One of the tasks, for example, which is of great importance for children, is to learn how to stay safe in a digital world. In a Minecraft Escape room especially designed for this activity, a student explores a space and learns how to distinguish desirable from undesirable behaviour, and how to react correctly when you encounter inappropriate content or unknown people online.

In another example, relating to rights over images, a student meets a friend at a local bazaar who has created incredible illustrations of future worlds. The student uses their phone to capture the image and then prints them on t-shirts and phone cases and sells them on the Internet. “This allows us to clarify the law and debate about when this behaviour may or may not be okay,” says Veljkovic. “Checking students' knowledge in this way frees them from the ‘nervousness’ of conventional tests because they are fully engaged, and approach it as they would a game”.

In another scenario students must check the reliability of information on a webpage.

“The idea is to teach students how to approach information on the Internet critically. They need to check the source, who is the author, and what references they have. And they must respond to these types of questions to go a step further in the game.”

In total, Veljkovic has developed seven scenarios from scratch with her more skilled students, and shared them with students in other schools. Around half-a-dozen primary schools in Kragujevac are now using Veljkovic’s innovative Minecraft scenarios, as well as many others throughout the country.

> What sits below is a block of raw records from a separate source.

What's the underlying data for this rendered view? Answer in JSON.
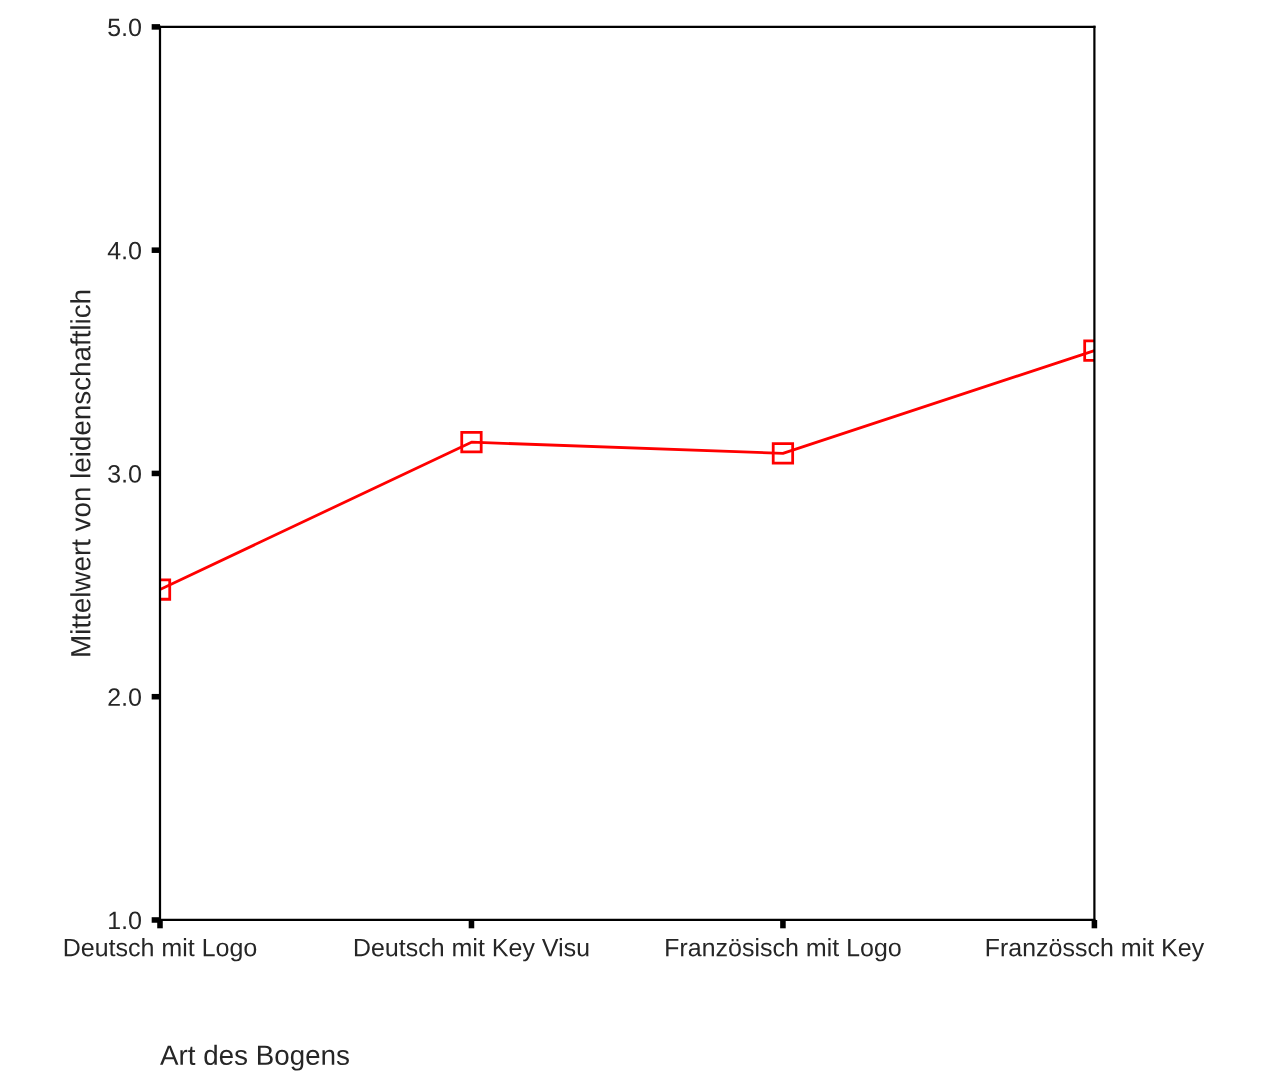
{
  "chart_data": {
    "type": "line",
    "xlabel": "Art des Bogens",
    "ylabel": "Mittelwert von leidenschaftlich",
    "categories": [
      "Deutsch mit Logo",
      "Deutsch mit Key Visu",
      "Französisch mit Logo",
      "Französsch mit Key"
    ],
    "series": [
      {
        "color": "#ff0000",
        "values": [
          2.48,
          3.14,
          3.09,
          3.55
        ]
      }
    ],
    "ylim": [
      1.0,
      5.0
    ],
    "yticks": [
      {
        "value": 1,
        "label": "1.0"
      },
      {
        "value": 2,
        "label": "2.0"
      },
      {
        "value": 3,
        "label": "3.0"
      },
      {
        "value": 4,
        "label": "4.0"
      },
      {
        "value": 5,
        "label": "5.0"
      }
    ],
    "marker": "square",
    "line_style": "solid",
    "grid": false,
    "legend": false
  }
}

“In Serbia there are free accounts and materials for teaching purposes, but it is true that until now they have not really been used for learning in our language,” she says.

“In November I will seek formal feedback from these schools, but I know anecdotally they are very pleased with the material because pupils love it,” she says. “I would like to address all topics in the same way.” 

Updating

In order to achieve this goal Veljkovic says she is learning all the time, because computer sciences are rapidly changing and she needs to keep ahead of her students. Specifically, she pays to do one-year or month-long courses at American or Serbian universities: “Oracle is the best place to learn about computer science,” she says.

“But the extra time and effort is worth it,” she concludes. “I recall one student who came to my class and didn’t understand a thing. He lacked motivation and would regularly skip classes. Now he is an engineer and working in a factory as a programmer. I know this is the right job for me; I really love teaching.”